Omelia per la XXVI domenica, anno C

Fratelli e sorelle, c’è un problema! Se c’è una cosa che manca a così tante persone oggi, è la misericordia. Se c’è una cosa di cui abbiamo bisogno nel mondo di oggi, è la misericordia. Se c’è una qualità di cui non possiamo fare a meno in questo mondo, è la misericordia. Il brano evangelico di oggi è molto toccante e molto significativo. È la storia del ricco e di Lazzaro. Questo brano evangelico ci presenta il problema (malvagità, indifferenza, mancanza di amore, egoismo, ecc.) e anche la soluzione per un mondo migliore e per relazioni migliori. La soluzione è la MISERICORDIA. La misericordia è pensare e agire per il bene degli altri. La misericordia è vitale, preziosa, indispensabile, celeste e divina. Il brano evangelico di oggi, la storia del ricco e di Lazzaro, ci ricorda la necessità della misericordia. Dal brano evangelico, Gesù ci fornisce alcuni dati sulla misericordia. Vediamone alcuni.

 1) La misericordia è il biglietto per il paradiso. La misericordia non è facoltativa, ma essenziale e centrale per entrare in paradiso. Il ricco non poteva entrare in paradiso perché non aveva il biglietto: la misericordia. Questo biglietto si ottiene dalle nostre azioni sulla terra prima di morire. Fratelli e sorelle, il nostro paradiso inizia dalle nostre azioni verso gli altri in questo mondo. Senza misericordia, non c’è paradiso.

2) La misericordia non è mai indifferente e insensibile. Chiariamo una cosa: il ricco non è andato all’inferno perché era ricco. No. Essere ricchi non è male.  Ma andò all’inferno perché fu indifferente e insensibile nei confronti di Lazzaro. Questo si chiama peccato di omissione. Molti di noi sono colpevoli di questo peccato. Alcuni di noi non si preoccupano degli altri.  Avete notato che nel brano del Vangelo non c’è un nome per il ricco? È perché rappresenta molti di noi. Possiamo e dobbiamo fare di meglio. Il ricco vedeva Lazzaro ogni giorno, ma non fece nulla. Guardati intorno, ci deve essere un Lazzaro che puoi aiutare. Siamo chiamati ad aiutare gli altri.

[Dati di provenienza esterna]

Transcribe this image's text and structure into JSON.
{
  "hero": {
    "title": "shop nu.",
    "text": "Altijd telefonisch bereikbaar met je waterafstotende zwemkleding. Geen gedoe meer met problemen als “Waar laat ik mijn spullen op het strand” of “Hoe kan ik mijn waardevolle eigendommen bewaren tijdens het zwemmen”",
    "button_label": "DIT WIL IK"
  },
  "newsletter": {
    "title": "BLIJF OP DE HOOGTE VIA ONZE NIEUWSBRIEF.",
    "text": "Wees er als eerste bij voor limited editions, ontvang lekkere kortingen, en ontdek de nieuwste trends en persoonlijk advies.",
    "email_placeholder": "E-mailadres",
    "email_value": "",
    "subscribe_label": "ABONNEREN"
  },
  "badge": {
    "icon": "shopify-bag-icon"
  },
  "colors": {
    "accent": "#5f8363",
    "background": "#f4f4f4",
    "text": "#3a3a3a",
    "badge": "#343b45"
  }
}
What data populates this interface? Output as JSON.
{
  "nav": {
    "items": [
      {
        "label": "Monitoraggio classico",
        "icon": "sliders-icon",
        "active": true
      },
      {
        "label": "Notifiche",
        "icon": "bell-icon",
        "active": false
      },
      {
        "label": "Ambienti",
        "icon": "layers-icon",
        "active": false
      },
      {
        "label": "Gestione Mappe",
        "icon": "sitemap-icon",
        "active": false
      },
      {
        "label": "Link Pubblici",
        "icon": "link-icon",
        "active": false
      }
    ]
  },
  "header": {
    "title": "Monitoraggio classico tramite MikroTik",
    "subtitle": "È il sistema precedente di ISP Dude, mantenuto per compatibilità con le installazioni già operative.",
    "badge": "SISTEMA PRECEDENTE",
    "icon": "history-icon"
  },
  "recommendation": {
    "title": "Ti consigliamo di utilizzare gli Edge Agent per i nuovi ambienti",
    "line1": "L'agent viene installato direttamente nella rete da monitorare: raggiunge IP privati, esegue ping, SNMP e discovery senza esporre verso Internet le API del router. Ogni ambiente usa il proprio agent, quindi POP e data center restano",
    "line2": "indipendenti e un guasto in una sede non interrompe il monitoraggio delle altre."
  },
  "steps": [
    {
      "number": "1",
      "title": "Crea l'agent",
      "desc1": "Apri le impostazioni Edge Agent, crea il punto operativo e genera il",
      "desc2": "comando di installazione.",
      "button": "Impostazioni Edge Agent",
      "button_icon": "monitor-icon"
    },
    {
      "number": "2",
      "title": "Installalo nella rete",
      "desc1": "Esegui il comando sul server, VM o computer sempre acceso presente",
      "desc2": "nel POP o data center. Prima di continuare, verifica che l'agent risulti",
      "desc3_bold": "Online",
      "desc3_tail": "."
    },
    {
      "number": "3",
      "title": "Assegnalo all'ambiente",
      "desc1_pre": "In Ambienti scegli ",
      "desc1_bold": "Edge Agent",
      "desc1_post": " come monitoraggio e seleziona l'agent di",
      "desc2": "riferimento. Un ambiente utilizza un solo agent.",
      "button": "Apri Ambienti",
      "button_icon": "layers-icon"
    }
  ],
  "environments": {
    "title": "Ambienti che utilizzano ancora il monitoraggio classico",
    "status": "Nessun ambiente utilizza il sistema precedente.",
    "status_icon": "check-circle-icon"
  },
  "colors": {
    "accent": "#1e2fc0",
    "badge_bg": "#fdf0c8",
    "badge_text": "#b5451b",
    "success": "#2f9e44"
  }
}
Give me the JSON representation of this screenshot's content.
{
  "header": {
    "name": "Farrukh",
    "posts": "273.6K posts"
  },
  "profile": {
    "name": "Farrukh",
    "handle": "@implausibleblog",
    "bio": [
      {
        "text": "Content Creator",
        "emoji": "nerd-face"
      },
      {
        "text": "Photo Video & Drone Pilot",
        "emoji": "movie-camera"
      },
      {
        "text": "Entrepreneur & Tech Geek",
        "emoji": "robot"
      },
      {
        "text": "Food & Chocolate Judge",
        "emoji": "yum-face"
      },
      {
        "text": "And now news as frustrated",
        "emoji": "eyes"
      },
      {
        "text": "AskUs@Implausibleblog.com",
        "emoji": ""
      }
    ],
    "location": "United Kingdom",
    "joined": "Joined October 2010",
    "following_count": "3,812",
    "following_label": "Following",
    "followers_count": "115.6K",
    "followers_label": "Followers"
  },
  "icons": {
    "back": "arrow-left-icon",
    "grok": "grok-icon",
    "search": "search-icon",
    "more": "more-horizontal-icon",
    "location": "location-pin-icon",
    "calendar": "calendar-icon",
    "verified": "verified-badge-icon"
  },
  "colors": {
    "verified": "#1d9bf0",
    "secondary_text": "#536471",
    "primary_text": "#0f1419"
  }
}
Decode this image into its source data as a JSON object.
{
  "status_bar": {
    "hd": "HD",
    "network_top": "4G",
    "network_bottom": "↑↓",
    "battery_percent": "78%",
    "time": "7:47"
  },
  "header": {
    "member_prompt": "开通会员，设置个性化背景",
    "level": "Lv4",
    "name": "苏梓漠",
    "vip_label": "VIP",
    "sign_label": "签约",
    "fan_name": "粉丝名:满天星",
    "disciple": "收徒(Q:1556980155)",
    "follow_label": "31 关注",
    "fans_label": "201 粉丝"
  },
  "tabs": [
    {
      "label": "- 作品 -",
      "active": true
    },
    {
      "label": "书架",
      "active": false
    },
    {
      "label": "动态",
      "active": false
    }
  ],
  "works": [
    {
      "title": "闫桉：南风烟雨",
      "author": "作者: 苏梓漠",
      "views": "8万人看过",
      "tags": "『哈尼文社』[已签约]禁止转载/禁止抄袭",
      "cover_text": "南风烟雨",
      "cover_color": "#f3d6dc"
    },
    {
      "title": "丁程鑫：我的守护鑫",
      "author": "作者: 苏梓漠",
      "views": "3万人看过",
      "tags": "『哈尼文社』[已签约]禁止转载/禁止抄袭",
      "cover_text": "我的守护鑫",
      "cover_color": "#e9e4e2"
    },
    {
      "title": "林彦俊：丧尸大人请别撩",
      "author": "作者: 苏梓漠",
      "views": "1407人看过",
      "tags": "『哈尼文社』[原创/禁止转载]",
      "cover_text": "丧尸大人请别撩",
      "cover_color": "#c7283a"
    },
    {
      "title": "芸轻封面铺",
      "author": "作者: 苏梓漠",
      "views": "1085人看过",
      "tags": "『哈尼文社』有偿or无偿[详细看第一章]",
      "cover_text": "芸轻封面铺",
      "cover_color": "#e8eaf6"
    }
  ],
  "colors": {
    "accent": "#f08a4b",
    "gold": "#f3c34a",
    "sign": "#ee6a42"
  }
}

Possiamo aiutare con le nostre parole, le nostre azioni, le nostre preghiere, il nostro tempo, i nostri tesori e i nostri talenti.

3) La misericordia è una relazione bilaterale. La misericordia beneficia sia chi la dona che chi la riceve. Entrambi ottengono il favore di Dio. Il ricco non se ne rese conto. Altrimenti, sarebbe stato misericordioso con Lazzaro. Ricorda, ogni volta che aiuti qualcuno, stai aiutando anche te stesso. La misericordia riduce i pesi e i problemi degli altri. La misericordia non aggrava né aumenta i problemi delle persone. La misericordia allevia le sofferenze delle persone.

4) La misericordia ricorda e solleva i dimenticati. Il nome Lazzaro significa “Dio è il mio aiuto”. Lazzaro non era solo un povero, ma uno che credeva in Dio, il Dio che giustifica i poveri. Lazzaro non aveva nulla. Ma Dio si accorse di lui. La misericordia di Dio solleva i dimenticati. Ascolta il grido dei poveri.  Quindi, se siamo poveri, malati o sofferenti, sappiate questo: Dio vi vede. Dio vi apprezza. Dio non vi ha dimenticato.

In conclusione, fratelli e sorelle, preghiamo: O Dio, abbi pietà di noi per aver trattato male gli altri. O Gesù Cristo, abbi pietà di noi per quelle volte in cui non abbiamo trattato bene gli altri. O Spirito Santo, aiutaci a essere misericordiosi con gli altri, per Cristo Nostro Signore, amen.